Jacob preached: “O, my beloved brethren, remember my words. Behold, I take off my garments, and I shake them before you; I pray the God of my salvation that he view me with his all-searching eye; wherefore, ye shall know at the last day, when all men shall be judged of their works, that the God of Israel did witness that I shook your iniquities from my soul, and that I stand with brightness before him, and am rid of your blood” (2 Nephi 9:44).
Jacob used symbolic imagery of blood on garments to describe how the atonement had saved him from the sins of those over whom he had responsibility because he had faithfully taught the truth.
Later, Jacob recorded: “And we did magnify our office unto the Lord, taking upon us the responsibility, answering the sins of the people upon our own heads if we did not teach them the word of God with all diligence; wherefore, by laboring with our might their blood might not come upon our garments; otherwise their blood would come upon our garments, and we would not be found spotless at the last day” (Jacob 1:19).
Giving further explanation, Jacob expounded on his priestly responsibilities, again using the symbol of blood: “Now, my beloved brethren, I, Jacob, according to the responsibility which I am under to God, to magnify mine office with soberness, and that I might rid my garments of your sins, I come up into the temple this day that I might declare unto you the word of God” (Jacob 2:2).
Other Book of Mormon prophets understood that blood is a symbol of responsibility and expressed through vivid imagery that the Atonement had washed them clean from the blood (i.e., sins) of those over whom they had responsibility.

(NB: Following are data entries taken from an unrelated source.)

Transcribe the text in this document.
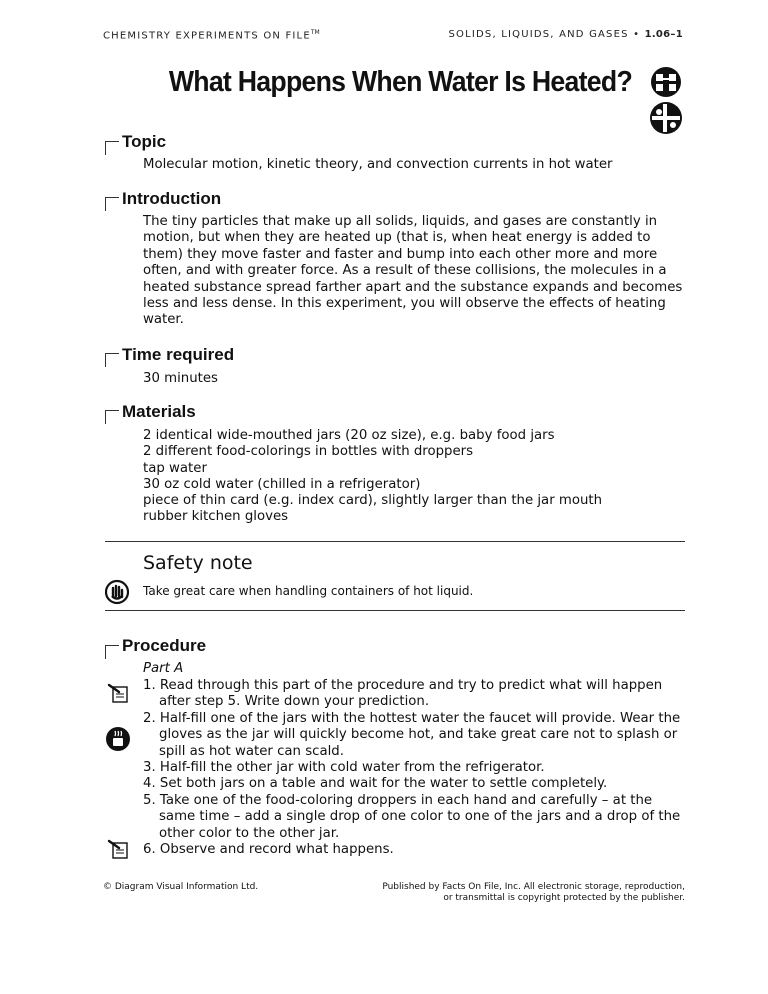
CHEMISTRY EXPERIMENTS ON FILE™	SOLIDS, LIQUIDS, AND GASES • 1.06–1
What Happens When Water Is Heated?
Topic
Molecular motion, kinetic theory, and convection currents in hot water
Introduction
The tiny particles that make up all solids, liquids, and gases are constantly in motion, but when they are heated up (that is, when heat energy is added to them) they move faster and faster and bump into each other more and more often, and with greater force. As a result of these collisions, the molecules in a heated substance spread farther apart and the substance expands and becomes less and less dense. In this experiment, you will observe the effects of heating water.
Time required
30 minutes
Materials
2 identical wide-mouthed jars (20 oz size), e.g. baby food jars
2 different food-colorings in bottles with droppers
tap water
30 oz cold water (chilled in a refrigerator)
piece of thin card (e.g. index card), slightly larger than the jar mouth
rubber kitchen gloves
Safety note
Take great care when handling containers of hot liquid.
Procedure
Part A
1. Read through this part of the procedure and try to predict what will happen after step 5. Write down your prediction.
2. Half-fill one of the jars with the hottest water the faucet will provide. Wear the gloves as the jar will quickly become hot, and take great care not to splash or spill as hot water can scald.
3. Half-fill the other jar with cold water from the refrigerator.
4. Set both jars on a table and wait for the water to settle completely.
5. Take one of the food-coloring droppers in each hand and carefully – at the same time – add a single drop of one color to one of the jars and a drop of the other color to the other jar.
6. Observe and record what happens.
© Diagram Visual Information Ltd.	Published by Facts On File, Inc. All electronic storage, reproduction,
or transmittal is copyright protected by the publisher.
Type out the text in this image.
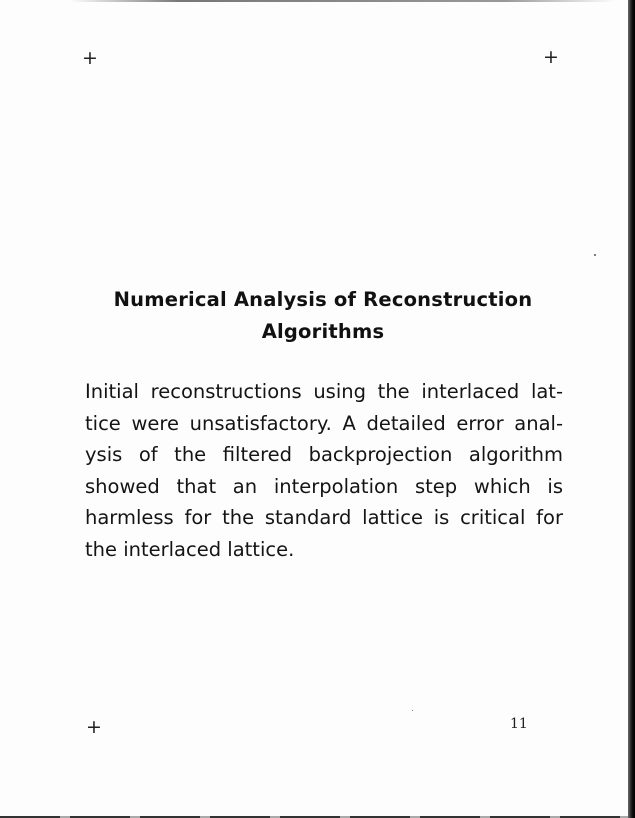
+	+
+
Numerical Analysis of Reconstruction
Algorithms
Initial reconstructions using the interlaced lat-
tice were unsatisfactory. A detailed error anal-
ysis of the filtered backprojection algorithm
showed that an interpolation step which is
harmless for the standard lattice is critical for
the interlaced lattice.
11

King Benjamin declared: “I say unto you that I have caused that ye should assemble yourselves together that I might rid my garments of your blood, at this period of time when I am about to go down to my grave, that I might go down in peace, and my immortal spirit may join the choirs above in singing the praises of a just God” (Mosiah 2:28).
In the latter-days, God has renewed this blood-cleansing promise to all those who faithfully declare the truth: “And inasmuch as they do this they shall rid their garments, and they shall be spotless before me” (Doctrine and Covenants 61:34).

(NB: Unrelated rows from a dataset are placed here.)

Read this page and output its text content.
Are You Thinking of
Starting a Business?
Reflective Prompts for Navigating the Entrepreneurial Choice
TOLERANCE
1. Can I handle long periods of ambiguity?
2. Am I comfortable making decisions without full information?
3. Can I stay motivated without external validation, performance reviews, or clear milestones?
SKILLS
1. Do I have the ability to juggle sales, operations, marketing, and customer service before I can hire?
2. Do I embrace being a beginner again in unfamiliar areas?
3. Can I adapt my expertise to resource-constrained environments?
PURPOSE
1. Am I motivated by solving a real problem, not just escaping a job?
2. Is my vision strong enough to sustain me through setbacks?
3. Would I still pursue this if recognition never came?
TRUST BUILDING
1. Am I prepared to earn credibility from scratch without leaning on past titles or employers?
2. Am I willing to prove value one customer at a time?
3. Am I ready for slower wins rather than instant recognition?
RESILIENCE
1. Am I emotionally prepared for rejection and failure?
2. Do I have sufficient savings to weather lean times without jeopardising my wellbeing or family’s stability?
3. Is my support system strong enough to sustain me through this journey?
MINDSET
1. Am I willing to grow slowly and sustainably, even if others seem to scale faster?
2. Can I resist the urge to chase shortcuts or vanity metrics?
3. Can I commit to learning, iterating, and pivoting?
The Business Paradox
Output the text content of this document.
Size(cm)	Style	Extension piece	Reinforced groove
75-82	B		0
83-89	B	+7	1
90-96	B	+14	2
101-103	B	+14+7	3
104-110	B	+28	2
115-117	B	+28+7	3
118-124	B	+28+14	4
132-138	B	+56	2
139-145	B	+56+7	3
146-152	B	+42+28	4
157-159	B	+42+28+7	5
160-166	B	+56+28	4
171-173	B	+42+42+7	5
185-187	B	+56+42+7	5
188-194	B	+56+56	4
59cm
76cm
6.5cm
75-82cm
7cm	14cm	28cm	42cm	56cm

Unexpectedly, the only way to purify our garments from blood and sins is to fully wash our garments in blood, but not in the impure blood of our sins or the sins of this world. Rather, we must completely wash our garments in the blood of Jesus Christ, that is to take advantage of the Atonement.
If we stand before Jesus Christ in the last day with our garments spotted with our sins, or the sins of this world, we stand condemned. On the other hand, if we stand before the Lord with the purifying and cleansing blood of the lamb covering our garments, effectively erasing our own blood, we have the promise of the Lord’s kingdom.

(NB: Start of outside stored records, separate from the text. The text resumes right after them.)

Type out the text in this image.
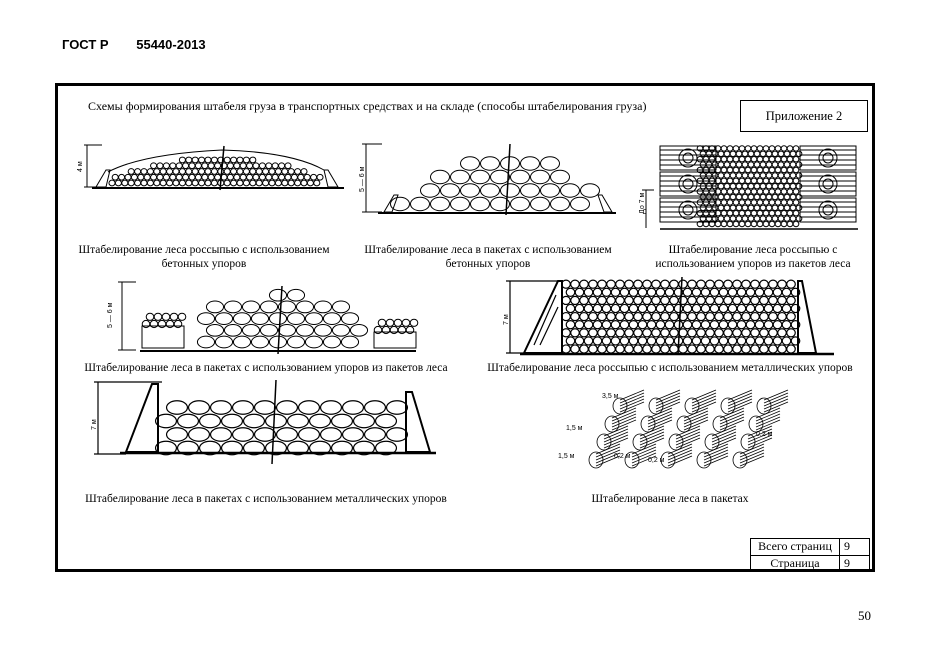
ГОСТ Р 55440-2013
Схемы формирования штабеля груза в транспортных средствах и на складе (способы штабелирования груза)
Приложение 2
4 м
Штабелирование леса россыпью с использованием
бетонных упоров
5 — 6 м
Штабелирование леса в пакетах с использованием
бетонных упоров
До 7 м
Штабелирование леса россыпью с
использованием упоров из пакетов леса
5 — 6 м
Штабелирование леса в пакетах с использованием упоров из пакетов леса
7 м
Штабелирование леса россыпью с использованием металлических упоров
7 м
Штабелирование леса в пакетах с использованием металлических упоров
3,5 м
1,5 м
1,5 м	0,2 м
0,2 м
0,2 м
Штабелирование леса в пакетах
Всего страниц	9
Страница	9
50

The Atonement is real only for those who seek to be real. In other words, the Atonement has no efficacious power in our lives if we flee from recognizing, confessing, confronting and overcoming our sins and weaknesses. Or if we attempt to save ourselves then indeed we have no need of the Atonement and hence the Atonement is dead unto us; it is not real.
But if in humility we acknowledge our sins, pride and weaknesses before the Lord and stand courageously to confront them in the power of his almighty Atonement, then we are the most real, then we are the most alive, enlivened and empowered through the Atonement of Jesus Christ. In him we are alive; without him we are dead. Only those who recognize their need for the Savior and have enough faith to turn to him are those who are real and for whom the Atonement is real.